The state's Supreme Judicial Court unanimously decieded the Massachusetts State Automobile Dealers Association and two dealers lacked standing to block direct Tesla sales under a state law designed to protect franchise owners from abuses by car manufacturers, Reuters reported.

The judge said the law was aimed at protecting dealers from unfair practices of manufacturers and distributors "with which they are associated, generally in a franchise relationship," rather than unaffiliated manufacturers.

The law "was intended and understood only to prohibit manufacturer-owned dealerships when, unlike Tesla, the manufacturer already had an affiliated dealer or dealers in Massachusetts," she decided.

"Contrary to the plaintiffs' assertion," she added, "the type of competitive injury they describe between unaffiliated entities is not within the statute's area of concern."

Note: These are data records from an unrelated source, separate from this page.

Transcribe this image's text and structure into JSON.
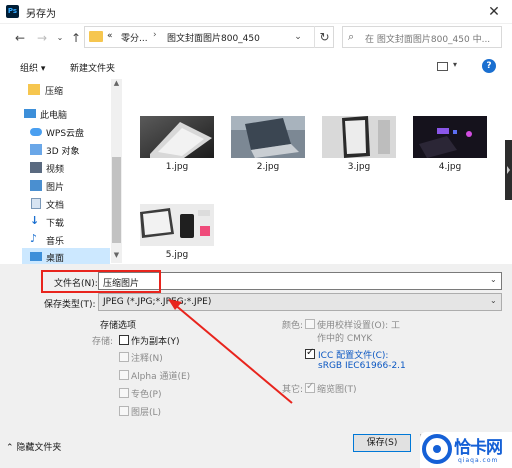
{
  "window": {
    "title": "另存为",
    "app_icon": "Ps"
  },
  "nav": {
    "breadcrumb": [
      "«",
      "零分...",
      "图文封面图片800_450"
    ],
    "search_placeholder": "在 图文封面图片800_450 中..."
  },
  "toolbar": {
    "organize": "组织 ▾",
    "new_folder": "新建文件夹"
  },
  "sidebar": {
    "items": [
      {
        "label": "压缩",
        "icon": "folder-icon"
      },
      {
        "label": "此电脑",
        "icon": "computer-icon"
      },
      {
        "label": "WPS云盘",
        "icon": "cloud-icon"
      },
      {
        "label": "3D 对象",
        "icon": "3d-objects-icon"
      },
      {
        "label": "视频",
        "icon": "video-icon"
      },
      {
        "label": "图片",
        "icon": "pictures-icon"
      },
      {
        "label": "文档",
        "icon": "documents-icon"
      },
      {
        "label": "下载",
        "icon": "download-icon"
      },
      {
        "label": "音乐",
        "icon": "music-icon"
      },
      {
        "label": "桌面",
        "icon": "desktop-icon"
      }
    ],
    "selected_index": 9
  },
  "files": [
    {
      "name": "1.jpg"
    },
    {
      "name": "2.jpg"
    },
    {
      "name": "3.jpg"
    },
    {
      "name": "4.jpg"
    },
    {
      "name": "5.jpg"
    }
  ],
  "form": {
    "filename_label": "文件名(N):",
    "filename_value": "压缩图片",
    "filetype_label": "保存类型(T):",
    "filetype_value": "JPEG (*.JPG;*.JPEG;*.JPE)"
  },
  "options": {
    "section_title": "存储选项",
    "storage_label": "存储:",
    "as_copy": "作为副本(Y)",
    "notes": "注释(N)",
    "alpha": "Alpha 通道(E)",
    "spot": "专色(P)",
    "layers": "图层(L)",
    "color_label": "颜色:",
    "proof": "使用校样设置(O): 工",
    "proof_line2": "作中的 CMYK",
    "icc": "ICC 配置文件(C):",
    "icc_line2": "sRGB IEC61966-2.1",
    "other_label": "其它:",
    "thumbnail": "缩览图(T)",
    "icc_checked": true,
    "thumbnail_checked": true
  },
  "footer": {
    "hide_folders": "隐藏文件夹",
    "save": "保存(S)"
  },
  "watermark": {
    "text": "恰卡网",
    "url": "qiaqa.com"
  },
  "colors": {
    "accent": "#0078d7",
    "highlight": "#e8241d",
    "selection": "#cce8ff",
    "brand": "#1560d6"
  }
}
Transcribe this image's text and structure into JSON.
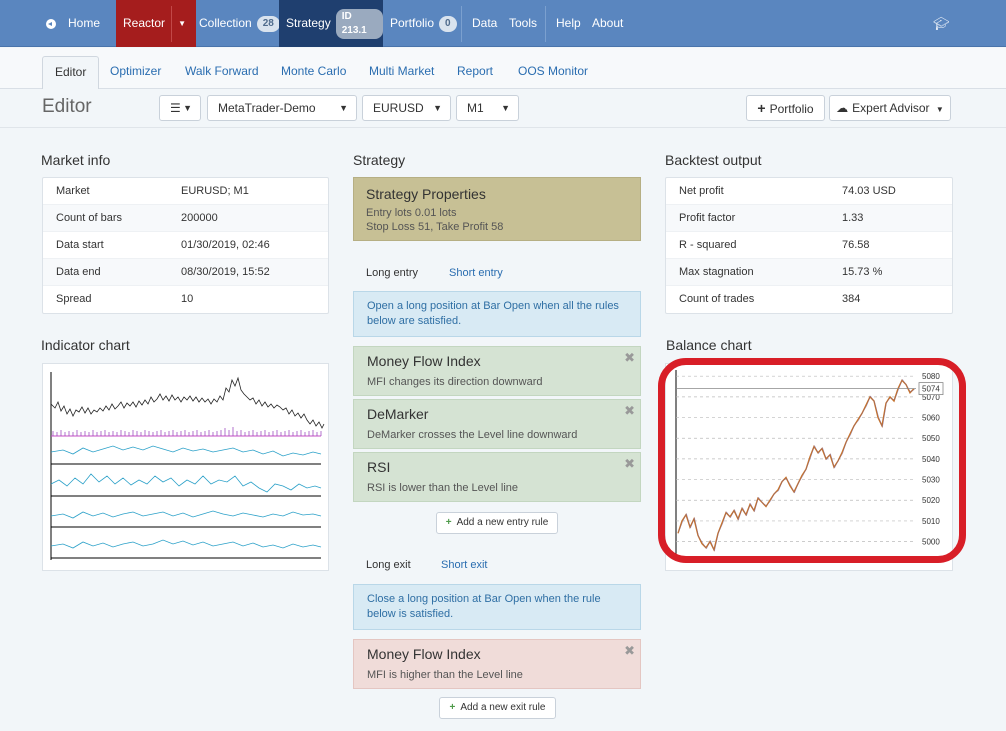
{
  "topnav": {
    "home": "Home",
    "reactor": "Reactor",
    "collection": "Collection",
    "collection_count": "28",
    "strategy": "Strategy",
    "strategy_id": "ID 213.1",
    "portfolio": "Portfolio",
    "portfolio_count": "0",
    "data": "Data",
    "tools": "Tools",
    "help": "Help",
    "about": "About"
  },
  "subnav": [
    "Editor",
    "Optimizer",
    "Walk Forward",
    "Monte Carlo",
    "Multi Market",
    "Report",
    "OOS Monitor"
  ],
  "toolbar": {
    "title": "Editor",
    "server": "MetaTrader-Demo",
    "symbol": "EURUSD",
    "period": "M1",
    "portfolio_btn": "Portfolio",
    "ea_btn": "Expert Advisor"
  },
  "market_info": {
    "title": "Market info",
    "rows": [
      {
        "k": "Market",
        "v": "EURUSD; M1"
      },
      {
        "k": "Count of bars",
        "v": "200000"
      },
      {
        "k": "Data start",
        "v": "01/30/2019, 02:46"
      },
      {
        "k": "Data end",
        "v": "08/30/2019, 15:52"
      },
      {
        "k": "Spread",
        "v": "10"
      }
    ]
  },
  "indicator_chart": {
    "title": "Indicator chart"
  },
  "strategy": {
    "title": "Strategy",
    "props_title": "Strategy Properties",
    "props_line1": "Entry lots 0.01 lots",
    "props_line2": "Stop Loss 51, Take Profit 58",
    "long_entry": "Long entry",
    "short_entry": "Short entry",
    "entry_info": "Open a long position at Bar Open when all the rules below are satisfied.",
    "entry_rules": [
      {
        "title": "Money Flow Index",
        "desc": "MFI changes its direction downward"
      },
      {
        "title": "DeMarker",
        "desc": "DeMarker crosses the Level line downward"
      },
      {
        "title": "RSI",
        "desc": "RSI is lower than the Level line"
      }
    ],
    "add_entry": "Add a new entry rule",
    "long_exit": "Long exit",
    "short_exit": "Short exit",
    "exit_info": "Close a long position at Bar Open when the rule below is satisfied.",
    "exit_rule": {
      "title": "Money Flow Index",
      "desc": "MFI is higher than the Level line"
    },
    "add_exit": "Add a new exit rule"
  },
  "backtest": {
    "title": "Backtest output",
    "rows": [
      {
        "k": "Net profit",
        "v": "74.03 USD"
      },
      {
        "k": "Profit factor",
        "v": "1.33"
      },
      {
        "k": "R - squared",
        "v": "76.58"
      },
      {
        "k": "Max stagnation",
        "v": "15.73 %"
      },
      {
        "k": "Count of trades",
        "v": "384"
      }
    ]
  },
  "balance_chart": {
    "title": "Balance chart",
    "current_label": "5074",
    "chart_data": {
      "type": "line",
      "y_ticks": [
        5080,
        5070,
        5060,
        5050,
        5040,
        5030,
        5020,
        5010,
        5000
      ],
      "ylim": [
        4994,
        5083
      ],
      "current": 5074,
      "values": [
        5004,
        5010,
        5013,
        5007,
        5011,
        5003,
        4999,
        4997,
        5000,
        4996,
        5004,
        5009,
        5014,
        5012,
        5015,
        5011,
        5016,
        5013,
        5018,
        5015,
        5021,
        5019,
        5017,
        5020,
        5023,
        5025,
        5029,
        5031,
        5027,
        5024,
        5028,
        5032,
        5035,
        5041,
        5046,
        5043,
        5045,
        5040,
        5042,
        5036,
        5039,
        5043,
        5048,
        5052,
        5056,
        5059,
        5062,
        5066,
        5070,
        5068,
        5060,
        5056,
        5067,
        5070,
        5068,
        5074,
        5078,
        5076,
        5072,
        5074
      ]
    }
  },
  "colors": {
    "nav": "#5a86bf",
    "reactor": "#a51d1d",
    "strategy_nav": "#1f3f6f",
    "highlight_ring": "#d81e27",
    "balance_line": "#c4722e",
    "balance_line2": "#6a5da8"
  }
}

The dealers association had accused Tesla of operating a showroom in Natick, Massachusetts without a license and in violation of a law prohibiting a manufacturer from owning a dealership.

"We're disappointed," Robert O'Koniewski, a spokesman for the group, said of the ruling. He said the group would review what steps to take with state legislators to address "the standing gap".

Todd Maron, deputy general counsel at Tesla, welcomed Monday's decision.

"It's a great decision," Maron told Reuters. "The statute is very similar to statutes in other states. We have battles in New Jersey and other states with similar constructs, and we hope and expect the same interpretation would carry over to those venues."

Tesla is also facing similar battles in other states.